She pointed down to her furry, mud-scuffed boots and said, exasperated, "I'm a princess. I can't climb on those rocks! Look!" Then she scrambled down the creek bank, jumped over a puddle with what was surely a princess-y flourish, and stopping just short of the creek's edge to look into the fast-running water. She inhabited the story line of the not-climbing-fancy-shoe-wearing princess completely as she turned on her heel, climbed up the bank and back down again this time with a stick, which could only be a wand. She waved it around just so, tapping it on the surface of the creek. One, two, three, tap, tap, tap, and now it is ice, you can walk across it, just look!
There has to be space and time for children to build their own worlds. Little pockets to tuck themselves into, alone or together to keep themselves cosy and yet part of something bigger. We are drawn to each other, but must also be separate. Alone, but not lonely.
The outdoors provides these kinds of cosy pockets. Our playground certainly does its job well and our forest trips have brought me a new appreciation of what is "out there" waiting. Inside the four walls of school, we are all together and groupings and pairings are thrown into stark relief. We think, oh let's work together, let's meet together, let's talk to each other, have you picked a friend, who are you without another? Removing the walls and the accoutrements of school really does change the individual and group dynamics.
The challenges you set for yourself are your own and the successes will be also. You will know them, no need for an outside observer to remark upon them, calling everyone's attention to them.

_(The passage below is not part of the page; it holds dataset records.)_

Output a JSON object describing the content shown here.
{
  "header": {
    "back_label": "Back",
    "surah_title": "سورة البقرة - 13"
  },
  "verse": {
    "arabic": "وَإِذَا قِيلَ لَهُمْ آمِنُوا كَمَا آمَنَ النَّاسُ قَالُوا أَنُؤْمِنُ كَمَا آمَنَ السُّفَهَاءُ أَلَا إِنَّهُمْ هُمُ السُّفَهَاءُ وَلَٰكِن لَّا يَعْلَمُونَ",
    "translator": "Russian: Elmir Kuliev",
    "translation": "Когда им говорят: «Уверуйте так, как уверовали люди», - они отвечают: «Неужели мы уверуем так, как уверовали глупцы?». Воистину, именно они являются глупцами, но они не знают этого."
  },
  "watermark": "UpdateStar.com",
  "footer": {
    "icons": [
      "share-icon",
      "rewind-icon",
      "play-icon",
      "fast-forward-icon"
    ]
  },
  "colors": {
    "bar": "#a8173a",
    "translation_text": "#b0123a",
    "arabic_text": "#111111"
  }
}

No need to have someone gather you up with other children to play, the world around you is for you to play with -- the sticks are wands, the running water is ice, the rocks at the edge of the creek the walls surrounding a castle.

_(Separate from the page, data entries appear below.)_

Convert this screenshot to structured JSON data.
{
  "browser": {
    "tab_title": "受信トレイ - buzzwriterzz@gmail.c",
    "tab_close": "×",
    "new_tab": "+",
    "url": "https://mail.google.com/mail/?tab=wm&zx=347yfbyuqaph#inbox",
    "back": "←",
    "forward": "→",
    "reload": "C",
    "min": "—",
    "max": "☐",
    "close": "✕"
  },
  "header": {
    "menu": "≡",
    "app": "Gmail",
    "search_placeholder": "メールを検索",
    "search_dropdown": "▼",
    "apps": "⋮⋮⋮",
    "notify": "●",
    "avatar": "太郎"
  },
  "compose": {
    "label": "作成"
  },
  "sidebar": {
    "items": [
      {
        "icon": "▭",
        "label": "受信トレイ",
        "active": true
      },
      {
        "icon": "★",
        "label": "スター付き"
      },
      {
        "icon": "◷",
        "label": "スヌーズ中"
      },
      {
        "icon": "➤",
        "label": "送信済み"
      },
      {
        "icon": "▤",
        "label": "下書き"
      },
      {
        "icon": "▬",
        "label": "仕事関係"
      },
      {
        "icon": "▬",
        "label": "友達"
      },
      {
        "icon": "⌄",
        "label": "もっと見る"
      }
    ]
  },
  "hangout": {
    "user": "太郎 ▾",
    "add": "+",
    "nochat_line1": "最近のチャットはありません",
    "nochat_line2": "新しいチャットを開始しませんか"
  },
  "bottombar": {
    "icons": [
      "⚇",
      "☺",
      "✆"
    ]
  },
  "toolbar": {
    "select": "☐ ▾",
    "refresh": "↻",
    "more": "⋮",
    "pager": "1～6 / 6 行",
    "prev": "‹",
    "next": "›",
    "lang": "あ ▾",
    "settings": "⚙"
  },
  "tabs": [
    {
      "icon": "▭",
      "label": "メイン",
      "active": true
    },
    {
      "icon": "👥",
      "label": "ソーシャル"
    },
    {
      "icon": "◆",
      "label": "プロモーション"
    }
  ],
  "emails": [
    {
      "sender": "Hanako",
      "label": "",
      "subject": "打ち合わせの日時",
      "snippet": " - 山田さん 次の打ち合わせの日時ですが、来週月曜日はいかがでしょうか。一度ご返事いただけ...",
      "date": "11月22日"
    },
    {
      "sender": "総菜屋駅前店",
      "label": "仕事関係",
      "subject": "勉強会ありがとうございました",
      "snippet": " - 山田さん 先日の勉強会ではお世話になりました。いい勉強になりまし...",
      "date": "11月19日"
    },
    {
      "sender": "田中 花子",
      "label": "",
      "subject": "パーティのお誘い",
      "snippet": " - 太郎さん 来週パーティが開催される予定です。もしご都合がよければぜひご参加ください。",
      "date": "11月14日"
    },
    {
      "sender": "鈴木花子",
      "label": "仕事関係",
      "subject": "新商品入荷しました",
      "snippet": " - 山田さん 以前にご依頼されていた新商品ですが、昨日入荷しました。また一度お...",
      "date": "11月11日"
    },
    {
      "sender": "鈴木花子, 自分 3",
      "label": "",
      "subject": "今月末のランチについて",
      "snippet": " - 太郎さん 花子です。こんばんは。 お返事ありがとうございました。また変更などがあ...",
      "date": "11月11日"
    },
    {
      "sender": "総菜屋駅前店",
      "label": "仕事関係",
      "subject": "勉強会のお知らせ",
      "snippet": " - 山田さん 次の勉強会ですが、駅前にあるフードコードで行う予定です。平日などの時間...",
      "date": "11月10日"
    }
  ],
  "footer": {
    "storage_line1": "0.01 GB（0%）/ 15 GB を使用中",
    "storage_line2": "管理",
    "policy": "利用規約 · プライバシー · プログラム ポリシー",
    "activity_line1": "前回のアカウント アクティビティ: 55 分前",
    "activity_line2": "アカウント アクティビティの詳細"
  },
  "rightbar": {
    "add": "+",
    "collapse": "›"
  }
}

Children seek solitude, some children NEED solitude. Imagine the joy that an introverted child finds in the open context of the outdoors. And those who need to connect with others, they will find each other. The "come on, let's run together" left unspoken because the trail has said it for them.
You can be alone and you can be completely who you are, at that moment. Including a princess wearing unreasonable footwear living in a great castle at the edge of a fast running, now frozen river.